8 bit character encoding [bxrne]

EBCDIC

EBCDIC (Extended Binary Coded Decimal Interchange Code) is an 8-bit character encoding used primarily on IBM mainframe and midrange computer systems. It was developed by IBM in the early 1960s as an extension of the earlier BCD (Binary-Coded Decimal) encoding. EBCDIC was designed to facilitate data interchange between IBM systems and to support the representation of both alphanumeric characters and control characters.

Form

EBCDIC uses 8 bits to represent each character, allowing for a total of 256 possible characters. The encoding includes uppercase and lowercase letters, digits, punctuation marks, special symbols, and control characters. However, the arrangement of characters in EBCDIC is different from the more widely used ASCII (American Standard Code for Information Interchange) encoding.

Usage

EBCDIC was widely used in IBM mainframe environments for data storage, processing, and communication. It was particularly prevalent in industries such as banking, insurance, and government, where IBM mainframes were commonly employed. EBCDIC was used for text files, databases, and communication protocols within IBM systems.

You may see this encoding in financial systems, and any legacy system that has been running on IBM mainframes for a long time and now downstream exporters/providers need to deal with it.

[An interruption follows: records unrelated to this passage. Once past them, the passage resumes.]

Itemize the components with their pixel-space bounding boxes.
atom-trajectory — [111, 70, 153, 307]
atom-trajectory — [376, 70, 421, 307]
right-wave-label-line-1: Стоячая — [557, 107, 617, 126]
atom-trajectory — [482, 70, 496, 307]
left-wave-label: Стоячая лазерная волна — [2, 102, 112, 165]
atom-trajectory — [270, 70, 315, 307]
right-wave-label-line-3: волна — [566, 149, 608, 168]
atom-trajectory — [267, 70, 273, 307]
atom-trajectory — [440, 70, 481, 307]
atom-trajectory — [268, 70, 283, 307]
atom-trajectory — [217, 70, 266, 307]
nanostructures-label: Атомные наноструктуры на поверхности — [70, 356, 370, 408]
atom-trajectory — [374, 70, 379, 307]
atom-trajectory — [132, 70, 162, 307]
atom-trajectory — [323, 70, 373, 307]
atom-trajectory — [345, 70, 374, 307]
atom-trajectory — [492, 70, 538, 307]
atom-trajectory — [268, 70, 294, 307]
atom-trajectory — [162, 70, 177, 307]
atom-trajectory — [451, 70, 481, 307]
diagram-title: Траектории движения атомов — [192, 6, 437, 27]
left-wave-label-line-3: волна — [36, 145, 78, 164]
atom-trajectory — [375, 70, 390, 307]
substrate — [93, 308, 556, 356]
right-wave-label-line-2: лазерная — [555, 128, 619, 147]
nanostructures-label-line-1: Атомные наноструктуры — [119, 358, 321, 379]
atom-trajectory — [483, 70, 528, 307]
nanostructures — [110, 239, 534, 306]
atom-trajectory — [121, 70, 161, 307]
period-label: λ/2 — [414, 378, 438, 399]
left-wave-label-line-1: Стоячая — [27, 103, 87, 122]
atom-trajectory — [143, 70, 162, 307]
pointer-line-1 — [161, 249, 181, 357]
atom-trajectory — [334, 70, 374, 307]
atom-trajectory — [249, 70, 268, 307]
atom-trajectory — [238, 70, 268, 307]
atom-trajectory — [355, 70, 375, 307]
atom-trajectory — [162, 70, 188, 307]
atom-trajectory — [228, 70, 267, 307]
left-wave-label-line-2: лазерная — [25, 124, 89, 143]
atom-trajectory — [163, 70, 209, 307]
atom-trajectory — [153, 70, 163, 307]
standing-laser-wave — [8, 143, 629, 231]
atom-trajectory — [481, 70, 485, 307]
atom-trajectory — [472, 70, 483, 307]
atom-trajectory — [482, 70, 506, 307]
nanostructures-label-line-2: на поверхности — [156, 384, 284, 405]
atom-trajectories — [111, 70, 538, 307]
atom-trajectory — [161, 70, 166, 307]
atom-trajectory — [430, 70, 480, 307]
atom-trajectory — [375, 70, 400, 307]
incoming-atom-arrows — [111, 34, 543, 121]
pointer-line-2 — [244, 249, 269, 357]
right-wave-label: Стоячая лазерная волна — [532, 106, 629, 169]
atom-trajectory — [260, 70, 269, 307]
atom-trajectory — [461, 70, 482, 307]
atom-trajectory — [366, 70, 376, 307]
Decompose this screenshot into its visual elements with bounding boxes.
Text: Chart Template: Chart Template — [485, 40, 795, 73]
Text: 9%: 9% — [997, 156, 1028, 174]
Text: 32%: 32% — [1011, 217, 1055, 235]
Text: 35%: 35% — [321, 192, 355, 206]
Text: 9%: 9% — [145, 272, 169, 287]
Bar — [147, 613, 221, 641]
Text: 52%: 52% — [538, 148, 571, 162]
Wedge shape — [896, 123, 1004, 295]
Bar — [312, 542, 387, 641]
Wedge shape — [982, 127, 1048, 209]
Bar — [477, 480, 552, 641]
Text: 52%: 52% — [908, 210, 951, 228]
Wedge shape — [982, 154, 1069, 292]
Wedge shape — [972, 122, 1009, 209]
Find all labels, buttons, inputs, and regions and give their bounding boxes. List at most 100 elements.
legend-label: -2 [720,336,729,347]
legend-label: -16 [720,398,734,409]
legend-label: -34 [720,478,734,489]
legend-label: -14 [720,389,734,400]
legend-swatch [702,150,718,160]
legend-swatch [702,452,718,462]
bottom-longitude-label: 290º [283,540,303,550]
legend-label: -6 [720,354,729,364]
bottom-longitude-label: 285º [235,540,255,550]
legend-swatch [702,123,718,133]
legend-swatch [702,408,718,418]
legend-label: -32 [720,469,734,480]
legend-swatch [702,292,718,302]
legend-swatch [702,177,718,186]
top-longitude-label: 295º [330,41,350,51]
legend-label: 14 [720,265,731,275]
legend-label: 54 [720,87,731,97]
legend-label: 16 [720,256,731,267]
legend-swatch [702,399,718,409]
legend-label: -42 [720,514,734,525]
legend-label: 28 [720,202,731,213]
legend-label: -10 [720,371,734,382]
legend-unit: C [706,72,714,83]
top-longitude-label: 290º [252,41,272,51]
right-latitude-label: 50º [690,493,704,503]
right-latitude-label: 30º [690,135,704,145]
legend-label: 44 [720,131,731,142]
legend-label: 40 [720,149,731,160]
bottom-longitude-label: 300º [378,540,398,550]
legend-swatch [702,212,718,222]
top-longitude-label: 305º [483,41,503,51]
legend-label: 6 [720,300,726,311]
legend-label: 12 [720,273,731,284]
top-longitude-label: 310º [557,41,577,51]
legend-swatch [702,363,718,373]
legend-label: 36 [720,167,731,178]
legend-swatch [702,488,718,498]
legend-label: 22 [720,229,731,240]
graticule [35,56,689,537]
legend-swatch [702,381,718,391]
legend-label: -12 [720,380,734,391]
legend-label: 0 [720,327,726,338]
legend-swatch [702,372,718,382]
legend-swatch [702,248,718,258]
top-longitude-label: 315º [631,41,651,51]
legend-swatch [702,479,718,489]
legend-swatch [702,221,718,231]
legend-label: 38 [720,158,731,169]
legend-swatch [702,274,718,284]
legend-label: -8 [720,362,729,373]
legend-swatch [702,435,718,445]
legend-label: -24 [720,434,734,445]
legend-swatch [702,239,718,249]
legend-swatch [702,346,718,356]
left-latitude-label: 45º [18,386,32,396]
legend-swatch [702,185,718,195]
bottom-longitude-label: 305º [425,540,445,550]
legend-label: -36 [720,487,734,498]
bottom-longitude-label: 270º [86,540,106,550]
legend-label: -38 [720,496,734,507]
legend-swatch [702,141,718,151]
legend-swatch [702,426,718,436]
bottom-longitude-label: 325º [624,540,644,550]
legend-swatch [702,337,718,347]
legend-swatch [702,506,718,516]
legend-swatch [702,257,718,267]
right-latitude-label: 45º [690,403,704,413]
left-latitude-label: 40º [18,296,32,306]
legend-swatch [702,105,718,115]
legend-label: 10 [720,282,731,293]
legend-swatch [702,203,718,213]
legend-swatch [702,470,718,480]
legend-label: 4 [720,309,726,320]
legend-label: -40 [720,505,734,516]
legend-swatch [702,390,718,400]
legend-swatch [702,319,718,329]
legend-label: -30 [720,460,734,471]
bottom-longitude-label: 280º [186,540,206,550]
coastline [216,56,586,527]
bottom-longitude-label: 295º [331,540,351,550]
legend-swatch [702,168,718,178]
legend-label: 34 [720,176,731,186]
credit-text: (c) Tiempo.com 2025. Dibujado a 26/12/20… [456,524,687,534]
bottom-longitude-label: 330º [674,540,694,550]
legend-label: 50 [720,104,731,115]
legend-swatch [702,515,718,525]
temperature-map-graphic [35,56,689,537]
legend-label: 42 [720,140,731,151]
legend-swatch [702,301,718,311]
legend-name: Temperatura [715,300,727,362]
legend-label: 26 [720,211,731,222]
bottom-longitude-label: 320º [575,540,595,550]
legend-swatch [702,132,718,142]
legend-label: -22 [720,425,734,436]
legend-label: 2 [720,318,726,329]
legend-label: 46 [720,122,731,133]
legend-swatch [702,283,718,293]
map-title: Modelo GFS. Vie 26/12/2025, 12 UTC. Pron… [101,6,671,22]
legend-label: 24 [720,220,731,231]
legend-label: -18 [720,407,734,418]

It was run mainly on mainframes like the IBM System/360 and its successors, as well as IBM midrange systems like the AS/400 (now known as IBM i). Over time, EBCDIC has been largely supplanted by ASCII and Unicode in many applications, but it remains in use in certain legacy systems and environments.

DB2 databases running on z/OS, for example, often use EBCDIC encoding for character data. When transferring data between EBCDIC and ASCII systems, conversion is typically required to ensure proper representation of characters.

These machines likely are not going anywhere soon, so knowledge of EBCDIC is still relevant for maintaining and interacting with legacy systems as they are usually the core of the data processing in verticals: medical, finance, government.

Differences from ASCII

One of the key differences between EBCDIC and ASCII is the arrangement of characters. For example

In EBCDIC, the uppercase letters ‘A’ to ‘Z’ are represented by the hexadecimal values 0xC1 to 0xE9, while in ASCII, they are represented by 0x41 to 0x5A.
The lowercase letters ‘a’ to ‘z’ in EBCDIC are represented by 0x81 to 0xA9, while in ASCII, they are represented by 0x61 to 0x7A.
The digits ‘0’ to ‘9 ’ in EBCDIC are represented by 0xF0 to 0xF9, while in ASCII, they are represented by 0x30 to 0x39.
Control characters also differ between the two encodings.

How did i run into it?

Trying to parse some legacy data files to benchmark a parser I’m writing in OCaml; to then map to a domain model which could be persisted anywhere. The files had a few different types, some were in ASCII and some encoded as EBCDIC. I used a pretty straightforward table mapping to convert the bytes to characters.


let ebcdic_to_ascii_table = [|
  (* 0x00 - 0x0F *)
  '\000'; '\001'; '\002'; '\003'; '\004'; '\005'; '\006'; '\007';
  '\010'; '\011'; '\012'; '\013'; '\014'; '\015'; '\016'; '\017';
  (* 0x10 - 0x1F *)
  '\020'; '\021'; '\022'; '\023'; '\024'; '\025'; '\026'; '\027';
  '\028'; '\029'; '\030'; '\031'; '\032'; '\033'; '\034'; '\035';
  (* ... fill in the rest of the table ... *)
|]

let ebcdic_to_ascii (ebcdic_byte: char) : char =
  let index = Char.code ebcdic_byte in
  ebcdic_to_ascii_table.(index)

This function takes an EBCDIC-encoded byte (as a character) and returns the corresponding ASCII character by looking it up in the ebcdic_to_ascii_table. You would need to fill in the complete mapping table for all 256 possible byte values to make this function fully functional.